Source: Historic England
Round barrow cemeteries date to the Bronze Age (c.2000-700 BC). They comprise
closely-spaced groups of up to 30 round barrows - rubble or earthen mounds
covering single or multiple burials. Most cemeteries developed over a
considerable period of time, often many centuries, and in some cases acted as
a focus for burials as late as the early medieval period. They exhibit
considerable diversity of burial rite, plan and form, frequently including
several different types of round barrow, occasionally associated with earlier
long barrows. Where large scale investigation has been undertaken around them,
contemporary or later "flat" burials between the barrow mounds have often been
revealed. Round barrow cemeteries occur across most of lowland Britain, with a
marked concentration in Wessex. In some cases, they are clustered around other
important contemporary monuments such as henges. Often occupying prominent
locations, they are a major historic element in the modern landscape, whilst
their diversity and their longevity as a monument type provide important
information on the variety of beliefs and social organisation amongst early
prehistoric communities. They are particularly representative of their period
and a substantial proportion of surviving or partly-surviving examples are
considered worthy of protection.
The Black Bush Plain round barrow cemetery contains a significantly large
number of small undisturbed barrows.
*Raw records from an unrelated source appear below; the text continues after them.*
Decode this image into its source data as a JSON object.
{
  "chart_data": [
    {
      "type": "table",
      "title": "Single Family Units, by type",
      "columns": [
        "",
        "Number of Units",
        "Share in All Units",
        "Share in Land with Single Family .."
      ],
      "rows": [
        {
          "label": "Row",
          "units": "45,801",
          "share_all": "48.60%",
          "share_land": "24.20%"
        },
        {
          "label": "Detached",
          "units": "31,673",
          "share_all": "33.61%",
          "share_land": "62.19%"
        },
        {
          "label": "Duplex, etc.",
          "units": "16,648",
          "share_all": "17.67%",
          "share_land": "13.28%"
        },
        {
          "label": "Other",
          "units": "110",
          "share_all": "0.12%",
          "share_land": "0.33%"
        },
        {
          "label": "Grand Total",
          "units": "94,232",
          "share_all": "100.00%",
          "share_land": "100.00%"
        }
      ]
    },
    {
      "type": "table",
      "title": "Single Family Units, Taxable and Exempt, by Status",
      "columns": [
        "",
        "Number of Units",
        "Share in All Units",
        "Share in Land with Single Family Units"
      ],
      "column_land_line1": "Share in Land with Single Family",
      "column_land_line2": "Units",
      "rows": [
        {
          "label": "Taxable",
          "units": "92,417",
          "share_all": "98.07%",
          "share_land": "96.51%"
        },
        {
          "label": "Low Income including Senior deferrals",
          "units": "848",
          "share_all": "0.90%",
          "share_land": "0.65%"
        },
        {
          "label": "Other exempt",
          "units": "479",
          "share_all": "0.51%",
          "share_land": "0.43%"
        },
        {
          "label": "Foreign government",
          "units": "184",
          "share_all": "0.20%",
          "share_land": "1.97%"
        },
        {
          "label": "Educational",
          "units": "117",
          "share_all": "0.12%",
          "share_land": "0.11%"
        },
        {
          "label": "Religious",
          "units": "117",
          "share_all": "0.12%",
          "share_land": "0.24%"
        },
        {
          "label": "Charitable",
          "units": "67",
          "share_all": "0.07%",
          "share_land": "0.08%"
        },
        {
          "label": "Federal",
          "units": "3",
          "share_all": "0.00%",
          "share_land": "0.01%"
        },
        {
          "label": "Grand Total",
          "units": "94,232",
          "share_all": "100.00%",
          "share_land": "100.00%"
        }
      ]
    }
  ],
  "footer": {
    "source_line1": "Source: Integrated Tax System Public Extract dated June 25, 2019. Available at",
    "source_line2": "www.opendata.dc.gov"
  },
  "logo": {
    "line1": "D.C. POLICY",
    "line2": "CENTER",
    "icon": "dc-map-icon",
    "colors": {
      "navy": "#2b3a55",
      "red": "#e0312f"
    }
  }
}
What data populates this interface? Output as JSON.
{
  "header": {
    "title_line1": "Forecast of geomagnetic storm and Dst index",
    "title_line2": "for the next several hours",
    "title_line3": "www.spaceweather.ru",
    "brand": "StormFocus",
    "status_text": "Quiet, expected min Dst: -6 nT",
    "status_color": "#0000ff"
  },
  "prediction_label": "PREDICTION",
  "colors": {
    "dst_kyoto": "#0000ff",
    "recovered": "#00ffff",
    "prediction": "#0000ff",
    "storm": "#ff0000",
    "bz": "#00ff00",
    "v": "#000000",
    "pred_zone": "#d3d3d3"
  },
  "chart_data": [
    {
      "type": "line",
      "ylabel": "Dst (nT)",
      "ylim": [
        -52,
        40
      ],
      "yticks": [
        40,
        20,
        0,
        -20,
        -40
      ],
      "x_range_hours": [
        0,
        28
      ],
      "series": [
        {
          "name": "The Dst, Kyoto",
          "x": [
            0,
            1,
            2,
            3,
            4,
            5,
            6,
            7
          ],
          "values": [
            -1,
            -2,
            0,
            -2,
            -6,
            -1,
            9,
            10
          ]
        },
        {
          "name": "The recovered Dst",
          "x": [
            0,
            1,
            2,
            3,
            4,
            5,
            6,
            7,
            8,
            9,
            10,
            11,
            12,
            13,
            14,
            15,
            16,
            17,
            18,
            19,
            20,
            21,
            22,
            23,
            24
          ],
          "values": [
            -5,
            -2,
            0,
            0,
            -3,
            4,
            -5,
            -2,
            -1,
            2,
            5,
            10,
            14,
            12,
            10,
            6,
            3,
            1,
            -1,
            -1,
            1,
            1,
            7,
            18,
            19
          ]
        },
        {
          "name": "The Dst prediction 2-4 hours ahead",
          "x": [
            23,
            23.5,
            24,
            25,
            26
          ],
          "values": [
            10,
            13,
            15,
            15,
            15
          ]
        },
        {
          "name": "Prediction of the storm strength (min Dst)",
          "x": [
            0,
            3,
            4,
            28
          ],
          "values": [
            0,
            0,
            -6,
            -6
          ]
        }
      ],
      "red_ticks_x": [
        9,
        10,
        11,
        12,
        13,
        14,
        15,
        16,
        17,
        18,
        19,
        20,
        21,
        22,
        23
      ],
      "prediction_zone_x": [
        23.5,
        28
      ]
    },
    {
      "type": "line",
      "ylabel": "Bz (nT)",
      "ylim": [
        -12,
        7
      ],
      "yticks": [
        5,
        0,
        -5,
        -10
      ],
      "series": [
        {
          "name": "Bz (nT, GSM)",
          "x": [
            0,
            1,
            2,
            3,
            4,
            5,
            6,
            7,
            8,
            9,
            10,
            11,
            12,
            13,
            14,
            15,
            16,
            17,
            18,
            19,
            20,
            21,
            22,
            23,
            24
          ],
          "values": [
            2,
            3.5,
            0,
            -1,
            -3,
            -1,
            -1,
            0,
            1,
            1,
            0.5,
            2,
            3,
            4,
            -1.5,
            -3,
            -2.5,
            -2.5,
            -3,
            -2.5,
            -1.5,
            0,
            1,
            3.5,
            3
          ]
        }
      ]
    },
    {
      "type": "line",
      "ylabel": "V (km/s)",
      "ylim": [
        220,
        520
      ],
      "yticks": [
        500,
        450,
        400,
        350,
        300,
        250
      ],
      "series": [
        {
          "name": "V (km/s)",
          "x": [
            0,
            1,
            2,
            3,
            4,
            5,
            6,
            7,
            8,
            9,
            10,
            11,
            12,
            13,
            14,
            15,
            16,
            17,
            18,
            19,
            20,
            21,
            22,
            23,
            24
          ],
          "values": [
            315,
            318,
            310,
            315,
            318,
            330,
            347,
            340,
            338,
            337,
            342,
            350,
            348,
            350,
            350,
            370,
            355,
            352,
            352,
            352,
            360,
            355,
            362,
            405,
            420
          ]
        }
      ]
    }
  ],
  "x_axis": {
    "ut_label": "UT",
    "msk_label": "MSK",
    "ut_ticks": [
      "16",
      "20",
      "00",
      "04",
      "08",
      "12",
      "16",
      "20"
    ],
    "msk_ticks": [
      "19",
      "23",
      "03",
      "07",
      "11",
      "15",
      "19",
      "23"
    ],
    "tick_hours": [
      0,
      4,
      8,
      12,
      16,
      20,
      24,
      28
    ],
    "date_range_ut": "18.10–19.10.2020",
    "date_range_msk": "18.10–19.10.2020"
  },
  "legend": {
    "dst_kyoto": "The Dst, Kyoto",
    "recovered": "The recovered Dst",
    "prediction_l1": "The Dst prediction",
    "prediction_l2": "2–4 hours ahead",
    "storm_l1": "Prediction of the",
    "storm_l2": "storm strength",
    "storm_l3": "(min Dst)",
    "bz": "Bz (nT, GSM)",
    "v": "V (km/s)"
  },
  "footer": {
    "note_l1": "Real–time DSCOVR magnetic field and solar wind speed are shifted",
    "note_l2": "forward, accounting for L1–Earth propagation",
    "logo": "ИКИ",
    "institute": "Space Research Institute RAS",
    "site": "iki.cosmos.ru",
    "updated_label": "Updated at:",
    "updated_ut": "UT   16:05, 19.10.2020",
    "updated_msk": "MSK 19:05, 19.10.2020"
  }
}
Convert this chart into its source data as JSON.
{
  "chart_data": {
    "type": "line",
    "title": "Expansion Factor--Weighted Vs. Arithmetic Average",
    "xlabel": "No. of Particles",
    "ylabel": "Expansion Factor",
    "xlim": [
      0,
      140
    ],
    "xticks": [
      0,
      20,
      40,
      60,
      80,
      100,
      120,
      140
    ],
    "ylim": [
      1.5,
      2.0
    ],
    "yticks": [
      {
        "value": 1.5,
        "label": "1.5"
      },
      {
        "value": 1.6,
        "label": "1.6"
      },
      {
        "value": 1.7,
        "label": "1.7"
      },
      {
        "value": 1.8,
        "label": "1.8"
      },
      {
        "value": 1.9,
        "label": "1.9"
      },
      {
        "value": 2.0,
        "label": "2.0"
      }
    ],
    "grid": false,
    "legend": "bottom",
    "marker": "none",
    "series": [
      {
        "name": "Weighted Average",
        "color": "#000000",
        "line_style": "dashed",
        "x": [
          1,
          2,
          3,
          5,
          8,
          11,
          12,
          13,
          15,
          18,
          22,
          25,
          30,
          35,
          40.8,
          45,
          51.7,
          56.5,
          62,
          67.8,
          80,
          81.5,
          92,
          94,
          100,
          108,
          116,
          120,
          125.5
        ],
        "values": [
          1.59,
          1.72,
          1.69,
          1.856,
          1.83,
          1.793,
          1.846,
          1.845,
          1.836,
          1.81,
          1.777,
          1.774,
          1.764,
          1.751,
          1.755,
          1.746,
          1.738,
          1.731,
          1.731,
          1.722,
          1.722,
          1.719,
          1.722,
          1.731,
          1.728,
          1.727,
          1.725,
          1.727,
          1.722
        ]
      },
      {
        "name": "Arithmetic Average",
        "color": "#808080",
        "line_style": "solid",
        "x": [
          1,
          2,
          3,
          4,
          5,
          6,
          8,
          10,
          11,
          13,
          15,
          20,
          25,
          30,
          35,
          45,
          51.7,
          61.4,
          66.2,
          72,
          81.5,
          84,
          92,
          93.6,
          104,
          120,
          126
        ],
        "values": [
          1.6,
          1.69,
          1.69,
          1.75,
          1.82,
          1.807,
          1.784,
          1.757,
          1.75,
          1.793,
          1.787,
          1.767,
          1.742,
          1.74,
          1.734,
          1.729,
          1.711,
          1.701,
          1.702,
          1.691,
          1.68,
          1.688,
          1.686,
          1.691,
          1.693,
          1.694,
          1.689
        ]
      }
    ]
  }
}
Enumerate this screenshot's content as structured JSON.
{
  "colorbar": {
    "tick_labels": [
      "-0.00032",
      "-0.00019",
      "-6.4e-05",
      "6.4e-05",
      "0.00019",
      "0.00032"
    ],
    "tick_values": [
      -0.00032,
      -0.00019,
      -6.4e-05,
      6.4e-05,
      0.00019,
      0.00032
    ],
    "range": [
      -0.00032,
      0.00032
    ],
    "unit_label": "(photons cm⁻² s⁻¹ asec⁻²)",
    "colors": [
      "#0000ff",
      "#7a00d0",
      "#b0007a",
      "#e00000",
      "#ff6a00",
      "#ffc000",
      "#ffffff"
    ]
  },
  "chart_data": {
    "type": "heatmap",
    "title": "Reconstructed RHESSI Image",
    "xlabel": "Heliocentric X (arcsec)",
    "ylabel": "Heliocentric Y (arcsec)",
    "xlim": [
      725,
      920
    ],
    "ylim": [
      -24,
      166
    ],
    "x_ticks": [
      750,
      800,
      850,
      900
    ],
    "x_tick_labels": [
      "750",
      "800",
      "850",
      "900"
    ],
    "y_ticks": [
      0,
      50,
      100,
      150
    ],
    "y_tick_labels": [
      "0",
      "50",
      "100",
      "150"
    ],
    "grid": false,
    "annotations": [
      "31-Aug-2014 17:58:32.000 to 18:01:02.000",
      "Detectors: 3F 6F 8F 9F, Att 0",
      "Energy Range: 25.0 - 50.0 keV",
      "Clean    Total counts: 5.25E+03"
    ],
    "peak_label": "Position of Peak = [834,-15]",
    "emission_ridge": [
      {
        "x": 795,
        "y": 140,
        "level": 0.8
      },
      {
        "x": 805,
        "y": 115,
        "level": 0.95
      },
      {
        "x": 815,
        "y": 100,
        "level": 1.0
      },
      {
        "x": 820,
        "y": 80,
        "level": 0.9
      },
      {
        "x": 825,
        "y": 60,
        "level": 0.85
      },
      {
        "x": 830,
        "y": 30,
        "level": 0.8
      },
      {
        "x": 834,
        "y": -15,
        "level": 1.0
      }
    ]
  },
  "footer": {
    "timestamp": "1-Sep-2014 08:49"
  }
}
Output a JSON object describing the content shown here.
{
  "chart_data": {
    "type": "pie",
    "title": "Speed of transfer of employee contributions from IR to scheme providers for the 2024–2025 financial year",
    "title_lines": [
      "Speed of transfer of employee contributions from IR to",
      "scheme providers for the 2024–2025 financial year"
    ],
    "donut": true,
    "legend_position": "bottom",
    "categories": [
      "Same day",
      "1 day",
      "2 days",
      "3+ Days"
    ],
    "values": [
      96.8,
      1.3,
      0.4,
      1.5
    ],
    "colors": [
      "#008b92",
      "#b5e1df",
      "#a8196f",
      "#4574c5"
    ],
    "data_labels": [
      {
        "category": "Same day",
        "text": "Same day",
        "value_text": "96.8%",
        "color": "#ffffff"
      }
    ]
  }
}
The survival of so many small barrows
within a cemetery is particularly uncommon in southern England. Although some
of the larger mounds have been partially disturbed, all the barrows retain
undisturbed remains and the cemetery as a whole has considerable
archaeological potential. The New Forest region is known to have been
important in terms of lowland Bronze Age occupation and a considerable amount
of archaeological evidence has survived because of a lack of agricultural
activity, the result of later climatic deterioration, development of heath and
the establishment of a Royal Forest.